Foram catalogadas 12 linhagens distintas com capacidade de produzir fotoliases. Entre elas, duas espécies específicas, Sphingomonas sp. UV9 e Hymenobacter sp. UV11, revelaram três enzimas inéditas. Essas proteínas agem diretamente sobre o DNA, propondo um novo modelo de reparo mais eficiente do que os processos naturais em mamíferos placentários, a maioria dos quais não possui esse sistema.

O resultado dessas investigações levou, em 2023, à criação da startup uruguaia Antarka, idealizada por Marizcurrena em parceria com as cientistas Célica Cagide e Betania Martínez. A empresa foca no desenvolvimento de aplicações tecnológicas que utilizam enzimas antárticas para a saúde da pele humana.

Este ano, a Natura investiu 3,5 milhões de dólares na Antarka, assegurando exclusividade para três fotoliases em cosméticos. Testes laboratoriais demonstram a capacidade dessas enzimas de reparar o DNA de células humanas afetadas pela exposição solar. Em ensaios clínicos, a aplicação tópica mostrou-se segura e eficaz, sem efeitos adversos relatados.

Segundo Marizcurrena, após 56 dias de uso, foi registrada melhoria significativa na firmeza e na elasticidade da pele, relacionada ao reforço de moléculas como colágeno e elastina. Os cientistas também apontam que mamíferos placentários ancestrais já produziam fotoliases, função perdida ao longo da evolução, possivelmente em razão da adaptação a hábitos noturnos.

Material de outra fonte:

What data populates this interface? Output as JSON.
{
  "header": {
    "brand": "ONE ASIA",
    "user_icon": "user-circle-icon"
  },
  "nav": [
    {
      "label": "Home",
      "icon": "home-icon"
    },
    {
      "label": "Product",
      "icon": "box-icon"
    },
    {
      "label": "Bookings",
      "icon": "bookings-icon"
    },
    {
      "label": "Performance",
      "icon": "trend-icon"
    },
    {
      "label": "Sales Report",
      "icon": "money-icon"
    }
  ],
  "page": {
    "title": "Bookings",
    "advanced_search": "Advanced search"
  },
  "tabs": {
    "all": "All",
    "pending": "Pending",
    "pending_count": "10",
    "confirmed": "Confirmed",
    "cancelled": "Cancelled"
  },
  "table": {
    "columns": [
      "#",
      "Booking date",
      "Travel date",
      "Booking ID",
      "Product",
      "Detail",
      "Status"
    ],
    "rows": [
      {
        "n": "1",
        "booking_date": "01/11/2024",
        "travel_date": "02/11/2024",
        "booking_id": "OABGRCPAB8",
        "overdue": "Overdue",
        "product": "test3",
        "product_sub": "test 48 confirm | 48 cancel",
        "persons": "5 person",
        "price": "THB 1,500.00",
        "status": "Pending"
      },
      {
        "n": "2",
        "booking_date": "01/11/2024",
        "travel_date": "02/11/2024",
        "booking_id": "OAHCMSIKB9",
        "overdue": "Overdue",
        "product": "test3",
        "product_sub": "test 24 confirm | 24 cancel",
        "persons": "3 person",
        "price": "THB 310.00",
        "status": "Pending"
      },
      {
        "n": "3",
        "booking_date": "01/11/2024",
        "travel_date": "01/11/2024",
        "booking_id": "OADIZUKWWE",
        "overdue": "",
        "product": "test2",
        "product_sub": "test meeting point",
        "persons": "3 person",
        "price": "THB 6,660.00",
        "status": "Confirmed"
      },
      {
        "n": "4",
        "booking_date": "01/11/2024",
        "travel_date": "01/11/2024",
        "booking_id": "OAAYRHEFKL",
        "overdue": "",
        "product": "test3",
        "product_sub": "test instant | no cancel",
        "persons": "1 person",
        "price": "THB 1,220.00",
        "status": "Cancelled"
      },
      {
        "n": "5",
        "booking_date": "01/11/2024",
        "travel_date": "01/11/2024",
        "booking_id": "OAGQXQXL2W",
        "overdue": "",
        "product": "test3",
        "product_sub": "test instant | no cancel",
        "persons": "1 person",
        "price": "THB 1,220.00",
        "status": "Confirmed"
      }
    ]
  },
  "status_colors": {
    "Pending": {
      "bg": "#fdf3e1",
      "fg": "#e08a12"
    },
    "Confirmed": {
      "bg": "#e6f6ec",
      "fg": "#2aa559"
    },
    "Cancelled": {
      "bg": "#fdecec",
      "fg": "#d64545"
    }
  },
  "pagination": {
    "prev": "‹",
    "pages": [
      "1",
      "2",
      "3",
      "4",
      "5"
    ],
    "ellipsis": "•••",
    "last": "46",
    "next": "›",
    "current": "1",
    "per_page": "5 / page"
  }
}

No organismo humano, o reparo do DNA exposto ao Sol ocorre removendo trechos danificados, um processo menos direto e mais propenso a falhas, contribuindo para o envelhecimento celular. As fotoliases bacterianas, descritas como “nanomáquinas”, oferecem uma alternativa promissora. Tecnologias semelhantes, a partir de microalgas, já são usadas em protetores solares e cremes contra sinais de envelhecimento há décadas.